Artenreiches Grünland – in der Stadt?
Mit arten- und strukturreichen Flächen wie dieser will der NABU in Köln für eine andere Art der Grünpflege werben. Großstädte wie Köln sind mittlerweile nicht nur deutlich artenreicher als ihr agrarindustriell geprägtes Umland, sie verfügen mit ihren städtischen Grünanlagen, den Parks und Friedhöfen, den Kleingartenkolonien und Hausgärten, und ihrer grünen Matrix aus „Abstandsgrün“ aller Form und Größe über eine beachtliche Flächenressource. Städtische Grünräume können damit eine bedeutende Rolle spielen, wenn es um den Schutz der biologischen Vielfalt geht.
Neue Wiesen können und sollen altes historisch gewachsenes Grünland nicht ersetzen. Sie können es jedoch ergänzen – vor allem dort, wo es heute fehlt, denn die wichtigsten Verbreitungsvektoren für Pflanzenarten der Wiesen und Weiden sind nicht mehr vorhanden: Wanderschafherden ziehen nicht länger mit Pflanzensamen an Fell und Hufen durch die Landschaften. Und auch die traditionelle Art der Heuwerbung mit all den beim Transport herausgeschüttelten Samen ist längst untergegangen.

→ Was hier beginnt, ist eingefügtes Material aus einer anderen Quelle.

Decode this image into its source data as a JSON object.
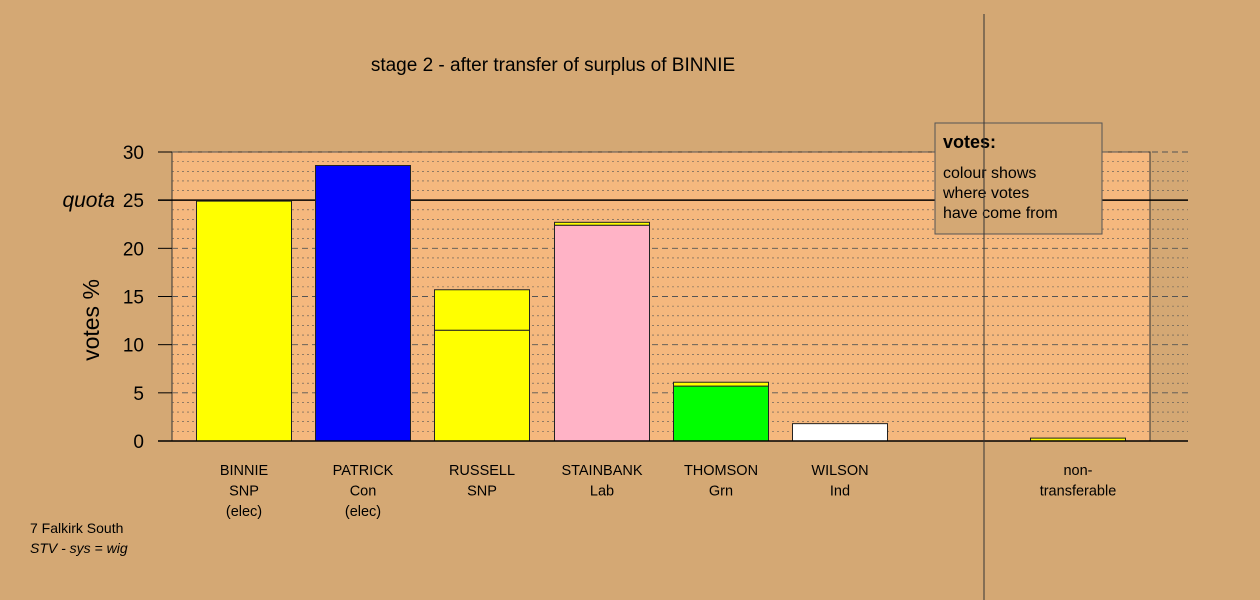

Artenschutz, wo Menschen leben
Auch und gerade aus der Not der landschaftlichen Übernutzung heraus erscheinen Städte heute wie die letzten Refugien. Und doch leisten viele Städte im Artenschutz noch immer zu wenig. Statt blühender Wiesen dominieren kurzgeschorene „Landschaftsrasen“. Die städtischen Parkanlagen und auch die Straßenränder und Feldraine werden so oft im Jahr gemäht, dass sich in ihnen kaum eine Blütenpflanze halten kann. Dabei erfolgt die konventionelle Grünpflege oft vor allem aus (vermeintlichen) Kostengründen. Zu teuer erscheint vielen Lokalpolitikern die extensive naturschutzfachlich sinnvolle Bewirtschaftung von Grünland in der Stadt, obwohl dabei Personal, Treibstoff und Maschineneinsatz eingespart werden können.
Trotz einiger noch zu lösender Fragen (Fuhrpark, Mahdgutverwertung) ist ein Umbruch hin zu einer nachhaltigen und ökologisch sanften Grünpflege machbar – nicht nur in Köln. Und sie wird von den meisten Stadtmenschen heute ausdrücklich begrüßt. Immer wieder haben Studien in den letzten Jahren belegt, dass Menschen strukturreiche und biologisch vielfältige Umgebungen formalen Grünzügen vorziehen. Der triste Einheitspark mit getrimmtem Rasen bis zum Horizont und klinisch ausgemähten Säumen ist damit ein Auslaufmodell.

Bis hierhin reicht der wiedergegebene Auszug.